В один из скучных вечеров мы с Колпачком решили скоротать время в компании красавиц нашего пищеблока. Славик был очень неравнодушен к женскому полу, да и я большим равнодушием не отличался. Но ему, как истинному ловеласу, сам процесс обольщения прекрасной половины человечества представлял истинное удовольствие. Мне же мешали врожденные застенчивость и робость. Красивых женщин я мысленно обожествлял и не то, что заговорить – смотреть в их сторону не решался. Помогали более уверенный сотоварищ и вино. Взяв пару бутылок, мы с Колпачком без приглашения ввалились в варочный цех летной столовой. Отлично понимая цель нашего прихода и для приличия, пригубив вина, женщины продолжали заниматься своими делами, а мы пытались их развлечь своим трепом. Никто нас не гнал, но особо и не жаловал. Любовь к летчикам здесь жила со времен Великой Отечественной войны на генетическом уровне, им прощались все мелкие шалости.

Около часу ночи прибежал один из наших однокашников и сказал, что нас вызывает начальник лагерного сбора подполковник Сорель. Сочтя это за неуместную шутку и послав лейтенанта подальше, мы продолжали охмурять наших ненаглядных кормилиц. Через полчаса прибежал тот же лейтенант и снова повторил приказ Сореля. К тому времени у нас появилась надежда на более близкие контакты, и лейтенант опять ушел один. Наконец, спустя еще полчаса на кухню явился начальник штаба эскадрильи Вася Чекуров. Был он заметно навеселе, но как можно строже потребовал убыть в казарму, грозя всевозможными карами со стороны начальника лагерного сбора.

Проклиная армейские порядки, мы поплелись за ним. Я шел в предчувствии какого‑то подвоха. Это ощущение усилилось, когда я увидел, что практически все летчики столпились возле нашей комнаты. Сорель, распушив усы, с нарочито хмурым видом спросил, почему нас так долго вызывали, и жестом приказал войти в комнату. Я открыл дверь и в полумраке увидел Женю Романко, который почему‑то тут же стал кричать:

– У него пистолет! Заберите у него пистолет! Он всех нас перестреляет!

Оружие действительно было у меня при себе, в кармане‑кобуре летной куртки. В те времена офицерам доверяли больше, чем в нынешнее время.

– Странно, что же такое надо сотворить, чтобы я всех перестрелял? – промелькнуло в голове. И тут я увидел, что все кровати пустые. Все, кроме моей: на моей постели возвышалась какая‑то груда, накрытая армейским одеялом. В комнату следом за нами ввалились все бодрствующие летчики во главе с Сорелем. Я подошел к кровати и сдернул с нее одеяло. Взору открылась потрясающаяся картина: на моих простынях дрых осел. Кто‑то даже подложил ему копыта под голову, и мирное животное, сладко посапывая, смотрело свои ослиные сны. Не побеспокоил его и восторженный гогот столпившихся вокруг мужиков.
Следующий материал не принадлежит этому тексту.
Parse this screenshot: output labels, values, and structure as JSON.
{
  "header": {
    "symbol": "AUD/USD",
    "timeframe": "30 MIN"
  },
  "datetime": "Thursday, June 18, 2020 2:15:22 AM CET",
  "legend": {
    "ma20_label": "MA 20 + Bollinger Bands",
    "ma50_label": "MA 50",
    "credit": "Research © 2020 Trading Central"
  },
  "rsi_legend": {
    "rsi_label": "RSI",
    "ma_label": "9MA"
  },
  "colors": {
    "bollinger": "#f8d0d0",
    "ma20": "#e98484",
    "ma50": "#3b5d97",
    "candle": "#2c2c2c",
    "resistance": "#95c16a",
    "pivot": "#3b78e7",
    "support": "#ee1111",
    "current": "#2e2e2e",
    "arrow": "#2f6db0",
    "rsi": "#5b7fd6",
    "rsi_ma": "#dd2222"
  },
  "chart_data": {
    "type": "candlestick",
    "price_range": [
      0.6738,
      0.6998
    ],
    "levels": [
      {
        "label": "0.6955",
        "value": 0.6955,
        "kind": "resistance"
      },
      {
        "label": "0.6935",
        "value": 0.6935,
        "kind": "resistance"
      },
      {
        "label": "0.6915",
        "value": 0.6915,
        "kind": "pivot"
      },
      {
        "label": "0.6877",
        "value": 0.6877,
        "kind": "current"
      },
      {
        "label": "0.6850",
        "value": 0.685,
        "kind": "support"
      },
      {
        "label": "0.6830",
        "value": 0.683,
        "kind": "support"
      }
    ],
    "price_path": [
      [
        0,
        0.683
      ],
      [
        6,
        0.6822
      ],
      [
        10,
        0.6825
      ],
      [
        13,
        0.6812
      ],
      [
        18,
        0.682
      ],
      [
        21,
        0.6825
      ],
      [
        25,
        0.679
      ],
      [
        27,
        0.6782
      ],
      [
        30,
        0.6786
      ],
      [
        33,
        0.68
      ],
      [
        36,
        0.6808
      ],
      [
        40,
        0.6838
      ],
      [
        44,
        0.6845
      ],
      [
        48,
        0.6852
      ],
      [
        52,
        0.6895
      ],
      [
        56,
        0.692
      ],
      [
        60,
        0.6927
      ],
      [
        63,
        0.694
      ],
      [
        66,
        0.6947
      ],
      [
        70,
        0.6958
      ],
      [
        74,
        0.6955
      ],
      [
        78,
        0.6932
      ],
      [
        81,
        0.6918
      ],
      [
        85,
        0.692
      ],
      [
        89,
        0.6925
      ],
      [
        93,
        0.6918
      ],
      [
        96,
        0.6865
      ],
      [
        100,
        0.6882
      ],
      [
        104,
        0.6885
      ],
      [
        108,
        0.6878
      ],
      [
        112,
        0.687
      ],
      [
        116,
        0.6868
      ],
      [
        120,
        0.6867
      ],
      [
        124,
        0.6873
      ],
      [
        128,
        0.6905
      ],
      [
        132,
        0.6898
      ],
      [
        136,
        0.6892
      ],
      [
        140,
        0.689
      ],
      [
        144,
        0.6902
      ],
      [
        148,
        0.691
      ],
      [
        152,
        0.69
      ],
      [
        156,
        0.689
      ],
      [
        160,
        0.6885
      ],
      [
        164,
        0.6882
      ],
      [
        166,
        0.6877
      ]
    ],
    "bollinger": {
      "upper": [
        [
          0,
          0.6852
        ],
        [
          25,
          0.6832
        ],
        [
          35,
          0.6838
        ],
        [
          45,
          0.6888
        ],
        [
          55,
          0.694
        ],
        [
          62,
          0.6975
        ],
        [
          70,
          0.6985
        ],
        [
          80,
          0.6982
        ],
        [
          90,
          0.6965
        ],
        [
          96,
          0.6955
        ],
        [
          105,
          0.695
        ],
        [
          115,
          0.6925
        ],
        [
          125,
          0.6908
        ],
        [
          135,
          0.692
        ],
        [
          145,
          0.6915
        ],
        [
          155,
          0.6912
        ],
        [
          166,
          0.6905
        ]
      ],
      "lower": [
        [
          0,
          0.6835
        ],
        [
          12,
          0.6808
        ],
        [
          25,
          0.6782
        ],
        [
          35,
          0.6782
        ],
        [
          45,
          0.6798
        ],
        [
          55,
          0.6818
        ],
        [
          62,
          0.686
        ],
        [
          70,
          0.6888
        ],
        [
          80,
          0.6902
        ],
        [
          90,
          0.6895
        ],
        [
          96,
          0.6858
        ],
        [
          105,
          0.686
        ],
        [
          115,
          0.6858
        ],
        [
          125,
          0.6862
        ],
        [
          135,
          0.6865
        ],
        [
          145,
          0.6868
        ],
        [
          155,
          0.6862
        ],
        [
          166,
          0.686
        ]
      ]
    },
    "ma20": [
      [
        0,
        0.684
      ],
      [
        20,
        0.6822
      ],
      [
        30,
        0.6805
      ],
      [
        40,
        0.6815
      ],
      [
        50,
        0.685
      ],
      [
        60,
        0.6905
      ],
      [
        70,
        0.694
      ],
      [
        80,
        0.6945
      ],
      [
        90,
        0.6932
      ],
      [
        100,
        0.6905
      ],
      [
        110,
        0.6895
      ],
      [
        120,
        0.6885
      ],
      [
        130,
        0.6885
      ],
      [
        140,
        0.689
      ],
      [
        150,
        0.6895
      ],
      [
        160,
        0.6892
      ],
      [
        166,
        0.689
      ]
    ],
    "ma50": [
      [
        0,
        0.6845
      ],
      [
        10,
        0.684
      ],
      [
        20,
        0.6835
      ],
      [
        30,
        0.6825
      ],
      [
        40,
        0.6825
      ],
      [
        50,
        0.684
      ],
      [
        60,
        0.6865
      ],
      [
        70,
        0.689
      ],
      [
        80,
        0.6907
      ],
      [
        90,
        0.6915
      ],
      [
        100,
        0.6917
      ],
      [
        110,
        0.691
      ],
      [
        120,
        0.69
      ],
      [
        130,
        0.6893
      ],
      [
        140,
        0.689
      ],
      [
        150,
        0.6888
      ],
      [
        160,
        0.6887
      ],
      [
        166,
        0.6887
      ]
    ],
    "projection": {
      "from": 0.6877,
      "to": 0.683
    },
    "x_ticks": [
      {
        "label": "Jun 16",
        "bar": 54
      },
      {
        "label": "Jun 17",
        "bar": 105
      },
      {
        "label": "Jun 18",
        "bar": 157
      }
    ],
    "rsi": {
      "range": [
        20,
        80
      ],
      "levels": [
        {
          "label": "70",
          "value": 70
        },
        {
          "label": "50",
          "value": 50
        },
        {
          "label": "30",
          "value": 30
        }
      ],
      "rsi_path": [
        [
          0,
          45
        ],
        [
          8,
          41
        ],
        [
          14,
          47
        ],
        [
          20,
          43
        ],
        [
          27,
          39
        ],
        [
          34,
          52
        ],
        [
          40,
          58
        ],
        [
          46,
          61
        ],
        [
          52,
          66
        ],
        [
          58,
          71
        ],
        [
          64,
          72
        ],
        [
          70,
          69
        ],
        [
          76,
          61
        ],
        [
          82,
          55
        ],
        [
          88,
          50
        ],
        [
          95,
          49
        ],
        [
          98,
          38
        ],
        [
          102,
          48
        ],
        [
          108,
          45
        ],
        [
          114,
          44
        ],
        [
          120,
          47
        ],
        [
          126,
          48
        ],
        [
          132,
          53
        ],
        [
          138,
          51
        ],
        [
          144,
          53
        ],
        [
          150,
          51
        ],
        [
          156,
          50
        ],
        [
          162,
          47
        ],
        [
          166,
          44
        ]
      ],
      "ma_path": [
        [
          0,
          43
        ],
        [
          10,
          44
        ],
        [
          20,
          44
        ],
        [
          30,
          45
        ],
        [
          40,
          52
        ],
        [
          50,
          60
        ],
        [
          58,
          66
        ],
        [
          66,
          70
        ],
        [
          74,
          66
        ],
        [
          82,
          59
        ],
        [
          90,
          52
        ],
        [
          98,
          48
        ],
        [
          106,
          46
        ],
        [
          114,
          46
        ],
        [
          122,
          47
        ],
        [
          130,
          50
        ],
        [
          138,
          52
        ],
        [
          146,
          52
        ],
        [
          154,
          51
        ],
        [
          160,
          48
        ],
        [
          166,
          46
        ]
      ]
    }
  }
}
Стрелять и возмущаться, у меня и в мыслях не было, но и оставлять все как есть не хотелось. Ни к кому конкретно не обращаясь, я спросил:

– И кому я обязан таким приятным сюрпризом?

Сорель почему‑то ответил вопросом на вопрос:

– Это ваших рук дело?

– Что, себе в постель осла положить?

– Вы отлично понимаете, о чем я говорю!..

Под общий хохот наш диалог продолжался несколько минут. Наконец, Сорель понял, что я тут не при чем, дал команду заменить мне постель и удалился. Народ между тем не спешил расходиться. Несколько минут ушло у нас на то, чтобы разбудить ишака. Но и проснувшись, всем своим видом и поведением он давал понять, что не собирается покидать нагретое ложе, и недовольно отбрыкивался всеми четырьмя копытами. Голова с длинными ушами утопала в мягкой офицерской подушке. Согнать осла с кровати помогло только применение грубой физической силы. Но и уходить из комнаты он никак не желал. Летчики тащили его за привязь и за уши, толкали в зад, пинали в бока, а он реагировал на это с истинно ослиным упрямством.

Кое‑как выпроводив его на улицу, толпа еще долго и громко обсуждала событие. Разбуженный шумом, вышел представитель политотдела дивизии майор Похмелкин. Был он полной противоположностью своей фамилии – вел и всячески пропагандировал трезвый образ жизни. Нередко, возмущаясь нашими пьяными выходками, он с пафосом произносил:

– И это люди, которых я боготворил! В жизни не мог подумать, что летчики могут быть такими. Как можно доверять вам ключи от неба Родины!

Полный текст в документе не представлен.